Coca-Cola, to cite a brand that truly masters the art of packaging localization, places as much importance on the Chinese-written brand as on the original English. Chinese typography therefore becomes an integral part of the brand identity in China and shapes the packaging in an unmistakable way.

So much so that the Chinese side of the packaging is the one shown in Coca-Cola’s visual communications and advertisements in the country.

3. Images, patterns and shapes

Researchers estimate that more than 70 percent of purchasing decisions are made at the point of sale. Here the consumer quickly assimilates all the products on display – and also hastily searches for clues that will help him make a decision.

Product brands that are successful in the Chinese market clearly take into account how images and patterns printed on packaging influence consumer decisions towards their own products.

For example, Mirinda, in order to effectively reach the younger segment of the Chinese market, not only uses brighter colors, but also features locally beloved cartoon characters on the packaging.

Pepsi instead draws on local culture, people, icons and activities for inspiration to capture and engage Chinese teens. Pepsi Tin reprocesses all of these elements and uses them to dress up a locally relevant package.

Nivea offers a line of lip balms packaged in smaller solutions than those sold in the west. This is because Chinese consumers tend to prefer smaller pack sizes. This is particularly true for food products, as domestic departments have relatively smaller storage space and refrigerators than in the US or Europe.

4 materials

The material used to produce the packaging is also extremely important to win the preference of the target consumers. For example, a growing segment of the population around the world and in China do not like products that use too much waste material for packaging directly due to environmental concerns.

Price-conscious consumers, by contrast, are less concerned with the quality or recyclability of packaging, and are generally more likely to consider other, more function-oriented factors when purchasing a product. However, these factors often depend on priorities that change depending on the category of goods, the specific product, and the buyer’s available budget.

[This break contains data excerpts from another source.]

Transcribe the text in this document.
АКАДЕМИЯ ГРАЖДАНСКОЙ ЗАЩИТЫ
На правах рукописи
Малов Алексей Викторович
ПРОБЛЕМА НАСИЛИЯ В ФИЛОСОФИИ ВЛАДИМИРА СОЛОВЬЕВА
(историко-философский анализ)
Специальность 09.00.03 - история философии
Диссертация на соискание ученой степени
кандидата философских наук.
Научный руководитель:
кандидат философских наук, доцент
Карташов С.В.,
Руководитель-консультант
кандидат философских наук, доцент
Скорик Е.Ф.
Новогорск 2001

In other words, the material used to package a product reflects how much the company understands its market.

Colgate, for example, chose to differentiate its products in China by using a packaging material that was hardly used by competitors when the company entered the Chinese market in 1992. Back then, most domestic toothpaste manufacturers used aluminum tubes. . Colgate instead embraced the plastic tube now used by nearly all toothpaste brands, as it is more convenient, durable, and safe for the user. The new packaging material has helped Colgate gain about a third of the market share over the years.

In contrast, Alpenlibe, the candy manufacturer, uses the same size, design and colors in the packaging it sells both in the West and in China, but in the latter case, it wraps its own brand candies in two thick layers of paper. , since the containers are resistant. generally associated in China with higher quality products.

Packaging has incredible power over what people buy. In the same way that people express themselves through the clothes they wear, they also make statements about who they are through the products they buy. In fact, we buy products not only for their functional attributes but also, and perhaps even more important, because these products promise to satisfy desires and longings. The package that wraps the product carries a large part of that promise.

The challenge when it comes to building a consistent “promise” locally is interpreting the global brand identity and creative concept in a meaningful way for the Chinese market. The package design should attract attention, stimulate curiosity, create a connection, and ultimately make the buyer think that the product is the best on offer. China is a country with a long history and rich culture, creating codes in the minds of consumers that must be considered during packaging design. To succeed in China, foreign brands must reinterpret their identity through the eyes of Chinese consumers to truly understand how colors, patterns, images, typeface, and material choices can contribute to creating an experience. of significant product.